Nothing in life is guaranteed, especially when it comes to being loved by someone else. This can apply to anyone in your surroundings, be it mother, father, sibling or lover, their love for you is not automatic. For that matter, it may never be.

This was a hard lesson for me to learn. For years I wasted my time trying to get my father to love and accept me, but he was incapable of it. My mother’s narcissism made it impossible for her to focus love on anyone else, for she struggled mightily with a bottomless need to feel loved. There was no room there for me either. What is most interesting about my story is that this kind of situation is not unusual in families.

My efforts to get love from my parents morphed into the people pleasing tendencies at the center of my adult conduct. Talk about a royal waste of time and energy! I now realize that my efforts to please others in order to make them like or approve of me served no purpose.

The heart wants what the heart wants

Having to date in my sixties has driven home this important lesson related to the heart’s desire. Just because you are attracted to someone does not mean you can make them be attracted to you someday. No amount of logic, persistence, kindness, generosity or acquiescing will convert someone’s disinterest into interest.

Although I have never done this, threatening, stalking or forcing yourself on anyone can’t possibly invite them to love you. More than likely this kind of behavior will scare them, not to mention, doing these kinds of things is criminal.
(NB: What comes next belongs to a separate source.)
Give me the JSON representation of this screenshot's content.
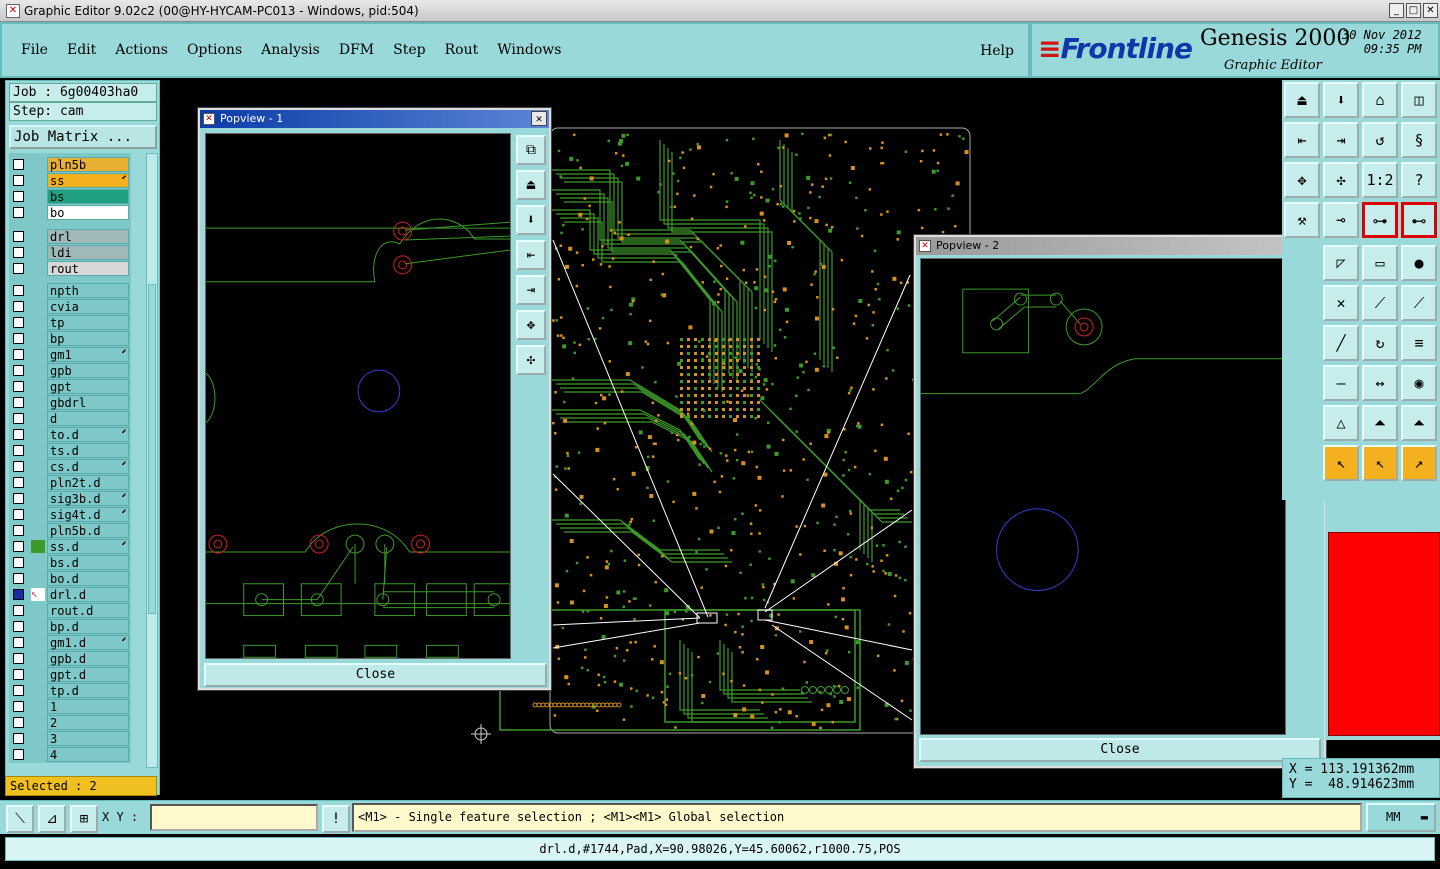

Affairs of the heart are still a mystery, but I understand now that attraction and love are an individual affair between a person and their spirit. Perhaps the person has a distorted view of you or their belief system is flawed, but whether or not they love you is ultimately their choice. I think it has to do with the lessons they need to learn. Nevertheless, there is nothing you can do about it and relying on your willpower to make them have a change of heart is a losing proposition.

Perhaps it is easy to understand that being attracted to one person does not guarantee their attraction in return, this has happened to everyone. It is much harder to understand why someone who once loved you stops, like a spouse. It is baffling when a parent, a person who is supposed to love us, does not love their offspring, but this is not uncommon.

It is hard to explain why a person’s heart changes their mind or was not engaged in the first place when we expect it should, but the same principles apply here; you cannot force them to love you. Therefore, it is important to remember, if you have to convince anyone to love you, they were never meant for you.

You cannot force yourself to love someone else either

Author and philosopher Prentice Mulford states in his book, Thoughts Are Things;

“Love goes where it will, and to whom it will, and where it is attracted. You cannot force yourself to love anyone or anything.”

I couldn’t agree more. There is no magic potion for relationships. One cannot engineer love and commitment for another. You can feign kindness and generosity, you can even take care of someone else, but you cannot force your heart to love them. This is a mystery, I know, but my time in this existence has taught me you cannot force or manufacture love for someone else. This applies to romantic partners, family members, colleagues, etc.

Life is constantly shifting, people change, you are transforming, this means love cannot be guaranteed to  someone for perpetuity. It is just a fact of life.

What are your options?

I believe a Higher Power created us perfectly. But we deviate from that creation by the erroneous behaviors and beliefs we have adopted. You are better than you think you are and accepting this about yourself is a giant step towards loving yourself. This is a love you truly have the power to engender. It also requires that you see yourself under a different light and let go of your fear, anger, violence, vengefulness, jealousy and embrace your better angels of love, kindness, generosity, courage and empathy.

Everyone is doing what you are doing, figuring it out as we go. Truths that may be inherent to you may not be to someone else and vice versa, so you have to give everyone the benefit of a doubt. You also deserve the benefit of a doubt. This means believing you are good enough and worthy of love. When you see yourself in this new light, you realize that you want no part of those who don’t love you. This doesn’t mean you hate them; it just means you don’t have the time to spend with the people who don’t value you.

We don’t live inside another’s skin to understand why their heart feels the way it does, but we can know our heart. We can know self-love and treasure ourselves for the rest of our lives. We can also be with those we are positive love and value us no matter what. This is the path I choose.

As always, wishing you a life filled with hope, love and serenity.